Em A Ronda da Noite, no dia do centenário:
A voz de José Cardoso Pires
Recordamos o homem e o escritor pela memória da rádio. Primeiro do jovem Cardoso Pires na entrevista a Igrejas Caeiro em 1954, na célebre série Perfil de um Artista, depois e já na década de 80, como autor consagrado em dois momentos.
Em Última Edição, e no dia do centenário, uma conversa sobre um livro menos conhecido: Celeste & Làlinha – Por Cima de Toda a Folha, editado pela Relógio d’Água, com ilustrações de Rita Cardoso Pires.
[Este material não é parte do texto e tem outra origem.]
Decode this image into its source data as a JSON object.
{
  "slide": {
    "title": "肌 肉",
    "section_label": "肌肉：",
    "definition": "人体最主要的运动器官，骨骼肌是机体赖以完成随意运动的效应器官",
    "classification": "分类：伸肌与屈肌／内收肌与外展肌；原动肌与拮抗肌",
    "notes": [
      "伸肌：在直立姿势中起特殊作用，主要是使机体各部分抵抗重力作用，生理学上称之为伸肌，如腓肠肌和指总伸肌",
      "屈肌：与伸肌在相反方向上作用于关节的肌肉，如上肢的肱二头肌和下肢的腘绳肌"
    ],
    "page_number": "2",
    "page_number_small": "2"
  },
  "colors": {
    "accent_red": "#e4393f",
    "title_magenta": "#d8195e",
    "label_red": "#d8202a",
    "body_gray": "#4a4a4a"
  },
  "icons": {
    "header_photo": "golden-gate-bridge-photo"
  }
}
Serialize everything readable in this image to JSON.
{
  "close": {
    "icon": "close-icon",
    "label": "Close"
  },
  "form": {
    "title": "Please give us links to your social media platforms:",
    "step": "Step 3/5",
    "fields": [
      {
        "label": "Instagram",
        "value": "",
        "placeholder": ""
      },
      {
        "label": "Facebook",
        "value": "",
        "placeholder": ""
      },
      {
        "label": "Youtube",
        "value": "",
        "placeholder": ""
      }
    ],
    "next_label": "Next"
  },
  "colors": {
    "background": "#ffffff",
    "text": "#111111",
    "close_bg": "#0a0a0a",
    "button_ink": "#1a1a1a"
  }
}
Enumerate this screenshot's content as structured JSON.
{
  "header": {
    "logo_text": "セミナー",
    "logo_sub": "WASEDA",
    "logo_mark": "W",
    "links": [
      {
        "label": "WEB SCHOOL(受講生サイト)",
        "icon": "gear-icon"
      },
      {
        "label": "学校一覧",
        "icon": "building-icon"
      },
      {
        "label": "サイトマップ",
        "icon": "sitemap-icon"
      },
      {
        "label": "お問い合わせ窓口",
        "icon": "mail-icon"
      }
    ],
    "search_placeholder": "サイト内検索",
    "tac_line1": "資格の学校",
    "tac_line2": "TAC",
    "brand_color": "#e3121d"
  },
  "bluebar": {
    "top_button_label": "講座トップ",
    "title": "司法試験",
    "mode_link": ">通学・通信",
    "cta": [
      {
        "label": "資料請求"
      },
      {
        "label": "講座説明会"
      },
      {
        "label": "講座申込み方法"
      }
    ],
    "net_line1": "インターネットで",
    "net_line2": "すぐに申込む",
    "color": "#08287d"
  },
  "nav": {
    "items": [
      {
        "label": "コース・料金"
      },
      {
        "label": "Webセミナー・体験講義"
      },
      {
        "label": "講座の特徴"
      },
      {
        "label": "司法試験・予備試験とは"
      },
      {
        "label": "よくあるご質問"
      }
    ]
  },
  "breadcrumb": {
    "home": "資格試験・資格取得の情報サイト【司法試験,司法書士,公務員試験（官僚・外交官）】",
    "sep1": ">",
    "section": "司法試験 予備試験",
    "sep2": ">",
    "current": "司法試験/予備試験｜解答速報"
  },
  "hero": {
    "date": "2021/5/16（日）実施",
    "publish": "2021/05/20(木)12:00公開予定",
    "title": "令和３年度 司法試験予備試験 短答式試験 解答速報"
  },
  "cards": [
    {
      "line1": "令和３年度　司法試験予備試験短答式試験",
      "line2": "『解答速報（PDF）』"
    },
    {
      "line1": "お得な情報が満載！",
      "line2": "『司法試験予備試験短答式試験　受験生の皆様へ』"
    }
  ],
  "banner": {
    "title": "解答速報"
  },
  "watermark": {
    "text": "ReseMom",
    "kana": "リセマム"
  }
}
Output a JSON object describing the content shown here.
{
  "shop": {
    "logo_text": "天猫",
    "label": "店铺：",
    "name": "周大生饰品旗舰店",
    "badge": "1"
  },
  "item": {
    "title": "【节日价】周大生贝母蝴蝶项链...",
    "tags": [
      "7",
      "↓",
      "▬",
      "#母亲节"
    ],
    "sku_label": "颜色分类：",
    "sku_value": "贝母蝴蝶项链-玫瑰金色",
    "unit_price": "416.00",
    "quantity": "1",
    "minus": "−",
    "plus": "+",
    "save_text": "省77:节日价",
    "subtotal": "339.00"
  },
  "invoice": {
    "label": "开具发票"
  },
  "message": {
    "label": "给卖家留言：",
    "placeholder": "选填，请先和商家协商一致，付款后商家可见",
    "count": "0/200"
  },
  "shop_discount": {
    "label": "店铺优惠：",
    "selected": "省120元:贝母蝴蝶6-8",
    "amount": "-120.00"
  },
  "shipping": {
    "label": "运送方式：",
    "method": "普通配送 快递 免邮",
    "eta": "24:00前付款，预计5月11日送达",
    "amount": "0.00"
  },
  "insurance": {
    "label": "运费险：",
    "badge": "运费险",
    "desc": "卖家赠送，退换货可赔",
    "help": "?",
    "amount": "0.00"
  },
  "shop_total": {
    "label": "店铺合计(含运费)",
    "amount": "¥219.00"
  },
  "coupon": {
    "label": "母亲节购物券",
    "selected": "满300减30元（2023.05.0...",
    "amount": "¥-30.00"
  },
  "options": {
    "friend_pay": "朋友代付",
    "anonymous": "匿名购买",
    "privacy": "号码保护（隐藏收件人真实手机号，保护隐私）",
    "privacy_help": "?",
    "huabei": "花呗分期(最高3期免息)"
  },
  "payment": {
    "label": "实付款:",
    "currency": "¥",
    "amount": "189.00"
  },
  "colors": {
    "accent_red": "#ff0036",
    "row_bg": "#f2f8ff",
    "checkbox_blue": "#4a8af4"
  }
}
Em Última Edição, do dia 2 de outubro, Luís Caetano conversa com Francisco Vale, da editora Relógio d’água, que voltou a colocar nas livrarias toda a obra de Cardoso Pires. E ouvimos o escritor na memória da rádio sobre algumas das suas obras.
Em A Grande Ilusão, a crítica de cinema Inês N. Lourenço dedica grande parte do episódio de hoje à estreia de Lavagante, de Mário Barroso.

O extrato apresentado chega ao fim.